Through Your Mobile or Tablet Device:

We also offer applications for your mobile or tablet Device. You are required to download and install the application on to your hardware. When you use the application, we will collect your Device information and a unique identifier for the purpose of providing you with the most up to date application and features. If you use our Services through our application component, we will track your actual location, by using GPS signals sent by your Device or by using sensor data from your Device. We will not share this information with third parties for any purpose and will only use this information for the sole purpose of fulfilling your request. If you desire to no longer allow our application to use your location, you must turn this off on your Device.

4. How Information is Used

We use personal and non-personal information (including Engagement Data) for the following purposes:

Operating, maintaining, managing and administering our Services, including processing registrations and payments, and providing customer support;

Responding to questions and communications, which we retain in the ordinary course of business;

Administrative announcements about features, functionality, terms or other aspects of our Services; and, if applicable, informing you about offers for services or products we believe may be of interest (for further information, see also “Service Emails and other Communications” below);

Safeguarding and protecting our Services, the information they safeguard, the rights of third parties and in response to legal process, in each case, as more fully described below in “The Importance of Protecting our Services and the Information they Safeguard;” and

Any other purpose described in this Policy or your Subscription Agreement.

We use non-personal information for the following purposes:

Auditing, research, measurement and analysis in order to maintain, administer, enhance and protect our Services, including analyzing usage trends and patterns and measuring the effectiveness of content, advertising, features or services;

Creating new features and services;

Health and medical research; public health and service activities; healthcare- and medical-related services; and

Other purposes described in this Policy or your Subscription Agreement.

We may also use non-personal information to prepare aggregate reports for current or future advertisers, sponsors or other partners to show trends about the general use of our Services. Such reports may include age, gender, geographic, demographic or other general user information, but do not include personal information.

5. Consents and Authorizations:

From time to time, we may request your consent or authorization (your “consent”) in connection with the use or sharing of your information. In some instances, this will be because your Subscription Agreement, this Policy or applicable law or regulations requires us to obtain such consent. In other instances, such consent will be for informational purposes. In the latter case, the request to obtain your consent should not be interpreted as narrowing the scope or applicability of your Subscription Agreement or this Policy – by entering into your Subscription Agreement or using the applicable Services, you have accepted and agreed to our information handling practices in the manner described in your Subscription Agreement and this Policy.

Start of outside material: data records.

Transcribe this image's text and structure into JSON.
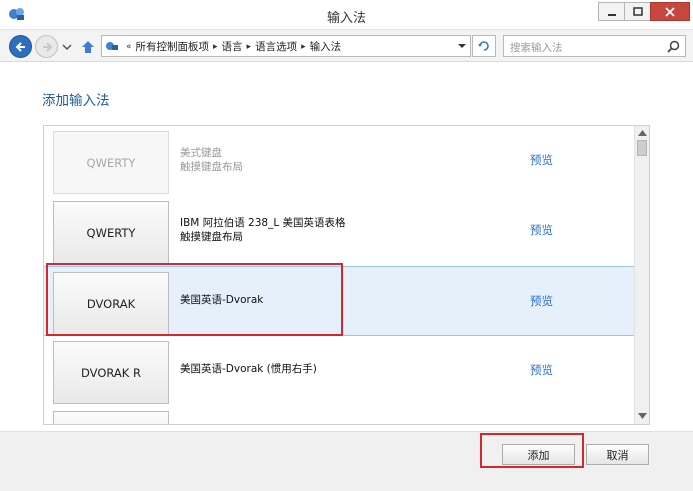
{
  "window": {
    "title": "输入法"
  },
  "address_bar": {
    "crumb_prefix": "«",
    "breadcrumbs": [
      "所有控制面板项",
      "语言",
      "语言选项",
      "输入法"
    ],
    "separator": "▸"
  },
  "search": {
    "placeholder": "搜索输入法"
  },
  "page": {
    "title": "添加输入法"
  },
  "layouts": [
    {
      "button": "QWERTY",
      "line1": "美式键盘",
      "line2": "触摸键盘布局",
      "preview": "预览",
      "enabled": false
    },
    {
      "button": "QWERTY",
      "line1": "IBM 阿拉伯语 238_L 美国英语表格",
      "line2": "触摸键盘布局",
      "preview": "预览",
      "enabled": true
    },
    {
      "button": "DVORAK",
      "line1": "美国英语-Dvorak",
      "line2": "",
      "preview": "预览",
      "enabled": true,
      "selected": true
    },
    {
      "button": "DVORAK R",
      "line1": "美国英语-Dvorak (惯用右手)",
      "line2": "",
      "preview": "预览",
      "enabled": true
    },
    {
      "button": "",
      "line1": "",
      "line2": "",
      "preview": "",
      "enabled": true
    }
  ],
  "buttons": {
    "add": "添加",
    "cancel": "取消"
  },
  "colors": {
    "link": "#2a6fc9",
    "title": "#1e5ba3",
    "highlight": "#d7262d",
    "selected_row": "#e5f0fb"
  }
}
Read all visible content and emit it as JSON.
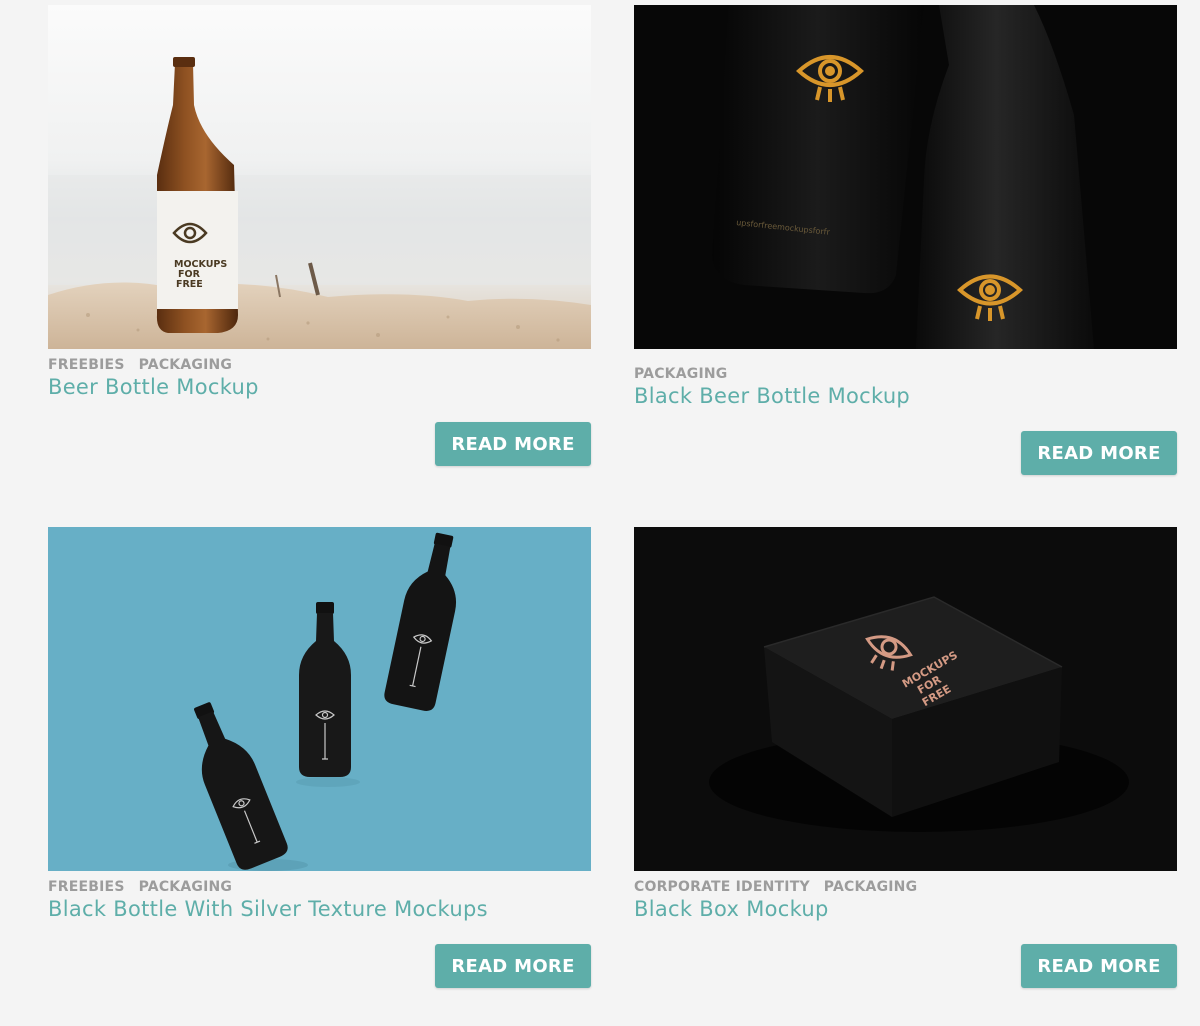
{
  "posts": [
    {
      "categories": [
        "FREEBIES",
        "PACKAGING"
      ],
      "title": "Beer Bottle Mockup",
      "button_label": "READ MORE",
      "image": {
        "scene": "amber-bottle-on-beach",
        "label_text": "MOCKUPS FOR FREE"
      }
    },
    {
      "categories": [
        "PACKAGING"
      ],
      "title": "Black Beer Bottle Mockup",
      "button_label": "READ MORE",
      "image": {
        "scene": "black-bottles-gold-eye",
        "label_text": "upsforfreemockupsforfr"
      }
    },
    {
      "categories": [
        "FREEBIES",
        "PACKAGING"
      ],
      "title": "Black Bottle With Silver Texture Mockups",
      "button_label": "READ MORE",
      "image": {
        "scene": "three-black-bottles-blue"
      }
    },
    {
      "categories": [
        "CORPORATE IDENTITY",
        "PACKAGING"
      ],
      "title": "Black Box Mockup",
      "button_label": "READ MORE",
      "image": {
        "scene": "black-box-copper-logo",
        "label_text": "MOCKUPS FOR FREE"
      }
    }
  ],
  "colors": {
    "accent": "#5eaea9",
    "category_text": "#9c9c9c",
    "page_background": "#f4f4f4",
    "button_text": "#ffffff"
  }
}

In cases where you consent or “opt-in” to the use or sharing of your personal information in a manner that is not otherwise provided for in your Subscription Agreement or this Policy, unless otherwise explicitly stated in such consent, you will have the ability to rescind your consent and “opt-out” of our use or sharing of such information in the future. In that event, we will refrain from our use or sharing of such information, but we may not be able to require the removal of such information from the databases of the recipients with whom such information has been shared.

6. How our Services Allow Users to Share Information:

Our Services can be used to facilitate one-on-one communications between both Healthcare Provider and Patient users.

In any one-on-one communication, users are sending information to one another. Depending on the message, this could include contact and other personal information. See also “Service Emails and other Communication” below.

You should be aware that this Policy covers only the information you submit through our Services. If you contact or exchange information with another user in person or through a means other than our Services, such activity is not covered by this Policy.

Confidentiality of Health Information:

Some of our users – such as healthcare providers – are subject to laws and regulations governing the use and disclosure of health information they create or receive. Included among them is the Health Insurance Portability and Accountability Act of 1996 (“HIPAA”), the Health Information Technology for Economic and Clinical Health of 2009 (“HITECH”), and the regulations adopted thereunder. When we store, process or transmit “individually identifiable health information” (as such term is defined by HIPAA) on behalf of a health care provider who has entered a Healthcare Provider Subscription Agreement, we do so as its “business associate” (as also defined by HIPAA). Under this agreement, we are prohibited from, among other things, using individually identifiable health information in a manner that the provider itself may not. We are also required to, among other things, apply reasonable and appropriate measures to safeguard the confidentiality, integrity and availability of individually identifiable health information we store and process on behalf of such providers. To see our Subscription Agreement, and to specifically review our business associate obligations, please review Sections 5.2, 5.3, and 5.4 of that agreement. We are also subject to laws and regulations governing the use and information of certain personal and health information, including HIPAA, when we operate as a business associate of a healthcare provider.

Service Emails and other Communications:

Our Services allow users to communicate with others through in-product messaging services. Communications that are sent by or on behalf of a user are indicated as being “From” that user. Communications that are sent by us are indicated as being from us or one of our account or support specialists assigned to assist you. Either type of communications may be “real time” communications or communications triggered automatically upon the occurrence of certain events or dates.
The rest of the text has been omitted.